- Born: 2 June 1897 Micoud, Saint Lucia
- Died: 30 March 1996 (aged 98)
- Other names: Grace Augustin
- Occupations: planter, businesswoman, politician, philanthropist
- Years active: 1924–1996

= Marie Grace Augustin =

Saint Lucian businesswoman and politician

Marie Grace Augustin, OBE (2 June 1897 – 30 March 1996), commonly known as Grace Augustin, was a Saint Lucian businesswoman and politician. After attaining a nursing and midwifery degree, she studied law, but was refused permission to take a bar examination based on her gender. Instead, Augustin became the first woman in Saint Lucia to manage a large estate, becoming a planter. She was the first woman to be nominated as a parliamentarian in St. Lucia and become the first female member of the legislature.

==Early life==
Marie Grace Augustin was born on 2 June 1897. She was the seventh child of eleven siblings and grew up on her parents' estate, D’aubayan, in Micoud, Saint Lucia. Active and inquisitive, Augustin was a tomboy who enjoyed swimming and riding horses. After completion of her high school studies in Antigua, Augustin passed her Cambridge exams in July 1912. She went on to further her education, studying to be a nurse and midwife, attaining her certificate in 1918 from Victoria Hospital. Articling as a clerk in her brother Elwin's law firm, Augustin studied law for three years. She would have been the first woman lawyer in the Commonwealth Caribbean when she attempted to take the bar exam in 1923, but she was refused based on the fact that she was a woman.

==Career==
Upon the death of her brother, who had been managing her parents’ estate, Augustin took his place become the first woman to manage a plantation in St. Lucia. She implemented many innovative ideas for the time. Travel by horseback to the capital, Castries, was at that time a two-day journey. Augustin reduced travel time to four hours by riding her motorcycle, which she had imported from England. She opened a grocery store for the surrounding community so that they would not have to make the long journey for supplies, as well as establishing a clinic for medical care. Augustin trained local women as staff for the clinic and arranged for a doctor to visit the community twice a week.

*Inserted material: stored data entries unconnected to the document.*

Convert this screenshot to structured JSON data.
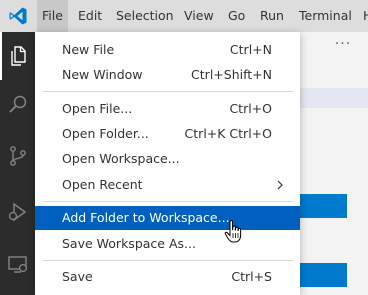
{
  "menubar": {
    "items": [
      {
        "label": "File",
        "active": true
      },
      {
        "label": "Edit"
      },
      {
        "label": "Selection"
      },
      {
        "label": "View"
      },
      {
        "label": "Go"
      },
      {
        "label": "Run"
      },
      {
        "label": "Terminal"
      },
      {
        "label": "H"
      }
    ]
  },
  "activity_bar": {
    "items": [
      "explorer-icon",
      "search-icon",
      "source-control-icon",
      "run-debug-icon",
      "remote-explorer-icon"
    ]
  },
  "editor": {
    "more_actions_label": "···",
    "accent_color": "#007acc"
  },
  "file_menu": {
    "items": [
      {
        "label": "New File",
        "shortcut": "Ctrl+N"
      },
      {
        "label": "New Window",
        "shortcut": "Ctrl+Shift+N"
      },
      {
        "label": "Open File...",
        "shortcut": "Ctrl+O"
      },
      {
        "label": "Open Folder...",
        "shortcut": "Ctrl+K Ctrl+O"
      },
      {
        "label": "Open Workspace...",
        "shortcut": ""
      },
      {
        "label": "Open Recent",
        "shortcut": "",
        "submenu": true
      },
      {
        "label": "Add Folder to Workspace...",
        "shortcut": "",
        "highlighted": true
      },
      {
        "label": "Save Workspace As...",
        "shortcut": ""
      },
      {
        "label": "Save",
        "shortcut": "Ctrl+S"
      }
    ],
    "highlight_color": "#0060c0"
  }
}
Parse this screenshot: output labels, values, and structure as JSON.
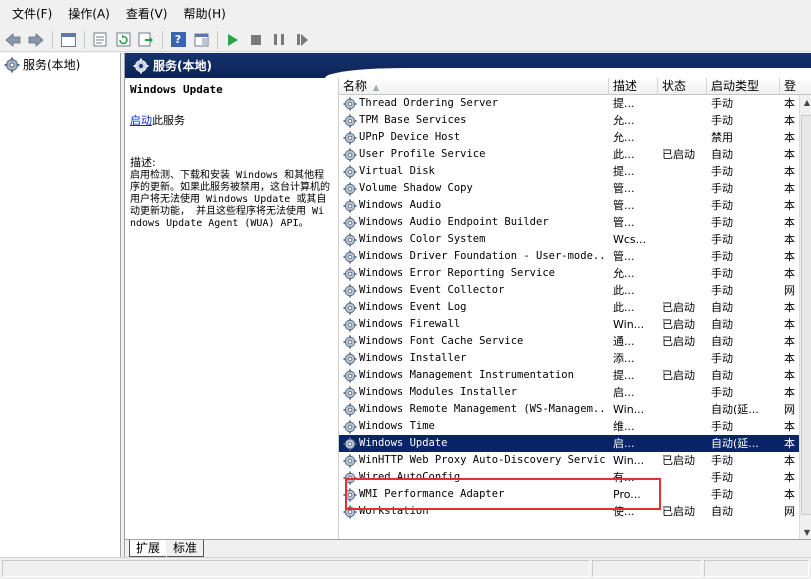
{
  "menu": {
    "items": [
      "文件(F)",
      "操作(A)",
      "查看(V)",
      "帮助(H)"
    ]
  },
  "toolbar": {
    "buttons": [
      "back-arrow-icon",
      "forward-arrow-icon",
      "console-tree-icon",
      "properties-icon",
      "refresh-icon",
      "export-icon",
      "help-icon",
      "show-hide-icon",
      "start-icon",
      "stop-icon",
      "pause-icon",
      "resume-icon"
    ],
    "help_glyph": "?"
  },
  "tree": {
    "root_label": "服务(本地)"
  },
  "pane": {
    "title": "服务(本地)"
  },
  "description": {
    "service_name": "Windows Update",
    "action_link": "启动",
    "action_suffix": "此服务",
    "label": "描述:",
    "text": "启用检测、下载和安装 Windows 和其他程序的更新。如果此服务被禁用，这台计算机的用户将无法使用 Windows Update 或其自动更新功能， 并且这些程序将无法使用 Windows Update Agent (WUA) API。"
  },
  "columns": {
    "name": "名称",
    "desc": "描述",
    "status": "状态",
    "startup": "启动类型",
    "logon": "登"
  },
  "services": [
    {
      "name": "Thread Ordering Server",
      "desc": "提...",
      "status": "",
      "startup": "手动",
      "logon": "本"
    },
    {
      "name": "TPM Base Services",
      "desc": "允...",
      "status": "",
      "startup": "手动",
      "logon": "本"
    },
    {
      "name": "UPnP Device Host",
      "desc": "允...",
      "status": "",
      "startup": "禁用",
      "logon": "本"
    },
    {
      "name": "User Profile Service",
      "desc": "此...",
      "status": "已启动",
      "startup": "自动",
      "logon": "本"
    },
    {
      "name": "Virtual Disk",
      "desc": "提...",
      "status": "",
      "startup": "手动",
      "logon": "本"
    },
    {
      "name": "Volume Shadow Copy",
      "desc": "管...",
      "status": "",
      "startup": "手动",
      "logon": "本"
    },
    {
      "name": "Windows Audio",
      "desc": "管...",
      "status": "",
      "startup": "手动",
      "logon": "本"
    },
    {
      "name": "Windows Audio Endpoint Builder",
      "desc": "管...",
      "status": "",
      "startup": "手动",
      "logon": "本"
    },
    {
      "name": "Windows Color System",
      "desc": "Wcs...",
      "status": "",
      "startup": "手动",
      "logon": "本"
    },
    {
      "name": "Windows Driver Foundation - User-mode...",
      "desc": "管...",
      "status": "",
      "startup": "手动",
      "logon": "本"
    },
    {
      "name": "Windows Error Reporting Service",
      "desc": "允...",
      "status": "",
      "startup": "手动",
      "logon": "本"
    },
    {
      "name": "Windows Event Collector",
      "desc": "此...",
      "status": "",
      "startup": "手动",
      "logon": "网"
    },
    {
      "name": "Windows Event Log",
      "desc": "此...",
      "status": "已启动",
      "startup": "自动",
      "logon": "本"
    },
    {
      "name": "Windows Firewall",
      "desc": "Win...",
      "status": "已启动",
      "startup": "自动",
      "logon": "本"
    },
    {
      "name": "Windows Font Cache Service",
      "desc": "通...",
      "status": "已启动",
      "startup": "自动",
      "logon": "本"
    },
    {
      "name": "Windows Installer",
      "desc": "添...",
      "status": "",
      "startup": "手动",
      "logon": "本"
    },
    {
      "name": "Windows Management Instrumentation",
      "desc": "提...",
      "status": "已启动",
      "startup": "自动",
      "logon": "本"
    },
    {
      "name": "Windows Modules Installer",
      "desc": "启...",
      "status": "",
      "startup": "手动",
      "logon": "本"
    },
    {
      "name": "Windows Remote Management (WS-Managem...",
      "desc": "Win...",
      "status": "",
      "startup": "自动(延...",
      "logon": "网"
    },
    {
      "name": "Windows Time",
      "desc": "维...",
      "status": "",
      "startup": "手动",
      "logon": "本"
    },
    {
      "name": "Windows Update",
      "desc": "启...",
      "status": "",
      "startup": "自动(延...",
      "logon": "本",
      "selected": true
    },
    {
      "name": "WinHTTP Web Proxy Auto-Discovery Service",
      "desc": "Win...",
      "status": "已启动",
      "startup": "手动",
      "logon": "本"
    },
    {
      "name": "Wired AutoConfig",
      "desc": "有...",
      "status": "",
      "startup": "手动",
      "logon": "本"
    },
    {
      "name": "WMI Performance Adapter",
      "desc": "Pro...",
      "status": "",
      "startup": "手动",
      "logon": "本"
    },
    {
      "name": "Workstation",
      "desc": "使...",
      "status": "已启动",
      "startup": "自动",
      "logon": "网"
    }
  ],
  "tabs": [
    "扩展",
    "标准"
  ],
  "colors": {
    "header_bg": "#0b2357",
    "selected_row": "#0a246a",
    "highlight_box": "#e53030",
    "link": "#0033cc"
  }
}
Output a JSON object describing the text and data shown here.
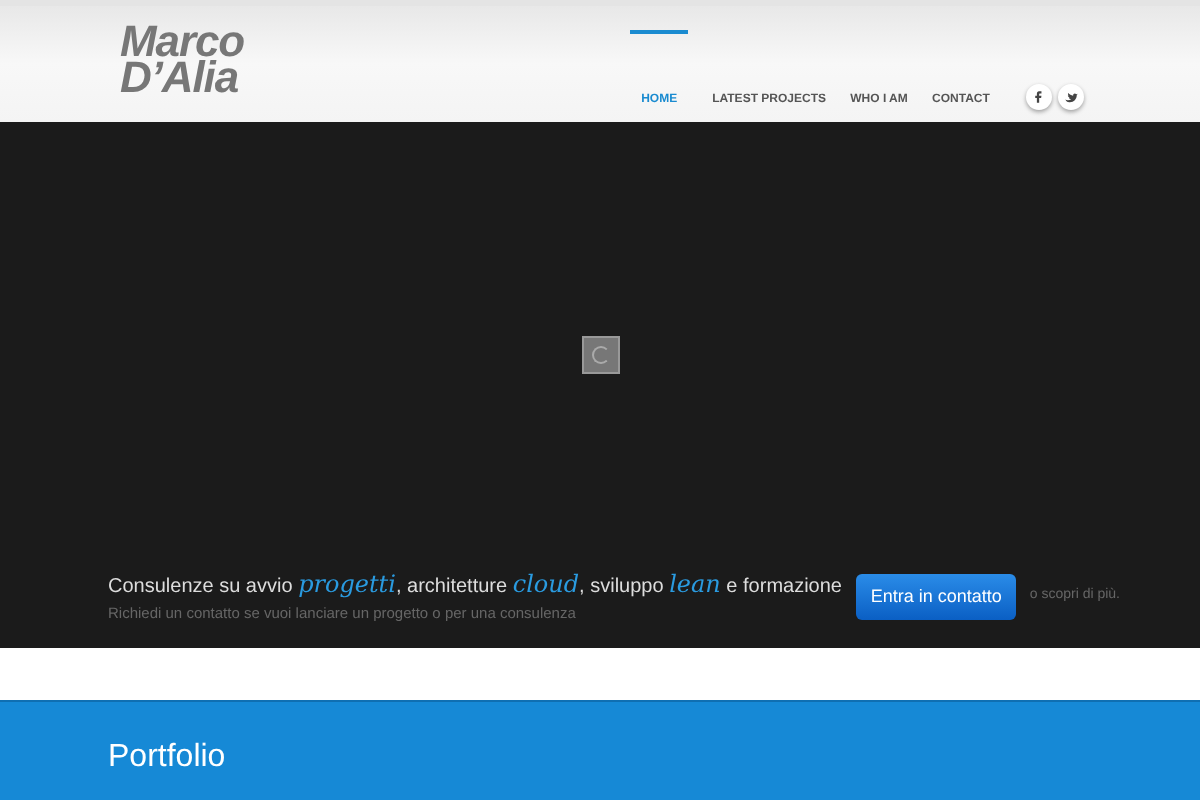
{
  "logo": {
    "line1": "Marco",
    "line2": "D’Alia"
  },
  "nav": [
    {
      "label": "HOME",
      "selected": true
    },
    {
      "label": "LATEST PROJECTS",
      "selected": false
    },
    {
      "label": "WHO I AM",
      "selected": false
    },
    {
      "label": "CONTACT",
      "selected": false
    }
  ],
  "social": [
    {
      "kind": "facebook"
    },
    {
      "kind": "twitter"
    }
  ],
  "hero": {
    "tagline": [
      {
        "text": "Consulenze su avvio ",
        "accent": false
      },
      {
        "text": "progetti",
        "accent": true
      },
      {
        "text": ", architetture ",
        "accent": false
      },
      {
        "text": "cloud",
        "accent": true
      },
      {
        "text": ", sviluppo ",
        "accent": false
      },
      {
        "text": "lean",
        "accent": true
      },
      {
        "text": " e formazione",
        "accent": false
      }
    ],
    "subtitle": "Richiedi un contatto se vuoi lanciare un progetto o per una consulenza",
    "button": "Entra in contatto",
    "aside": "o scopri di più."
  },
  "section": {
    "title": "Portfolio"
  }
}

Augustin experimented with different crops, growing cacao, coffea, coconut, mangoes. She was the first person to plant coconuts on a large scale, seeing it as a means to expand the copra industry. When refrigerated ships made further diversification possible, Augustin went into banana production, which soon became the predominant crop. When the local banana crop was infected by blight, Augustin chartered a boat and traveled to Guadeloupe to buy disease-resistant plants to rejuvenate banana industry. At various times, she served as director for the Agricultural Credit Fund, the Banana Growers’ Association, the Coconut Growers’ Association, the Copra Manufacturers’ Association and the Sugar Manufacturers’ Association.

In 1948, a disastrous fire wiped out the heart of the capital causing widespread destruction of businesses and property, leaving many homeless and without means of support. Augustin brought displaced carpenters to her estate to teach furniture making to the men in the local community, providing employment and creating an industry for many. In 1951, she was nominated to serve on the Legislative Council, becoming the first woman to serve in the legislature. Augustin made one of the largest contributions from individuals from St. Lucia to support the Princess Alice Appeal for the College of the West Indies in 1955. She was reappointed to serve on the Legislative Council in 1957 and that same year was honored as an officer of the Order of the British Empire, for her public services.

In its time, Augustin's estate was one of the most iconic on the island and had a wide reputation. Local artists, like Sesenne, Dunstan St. Omer and Derek Walcott benefited from her patronage and were frequent guests. Augustin owned an establishment known as "The Hotel" on the road from Micoud to Castries and employed performers to entertain the guests. Her principal entertainer was Sesenne, for whom she also made introductions to other venues.

==Death and legacy==
Augustin died on 30 March 1996. Her story has been included in at least two collections of notable St. Lucian women: Blaze a Fire: Significant Contributions of Caribbean Women (1988) by Nesha Z. Haniff and Women in Caribbean Politics (2011) by Cynthia Barrow-Giles.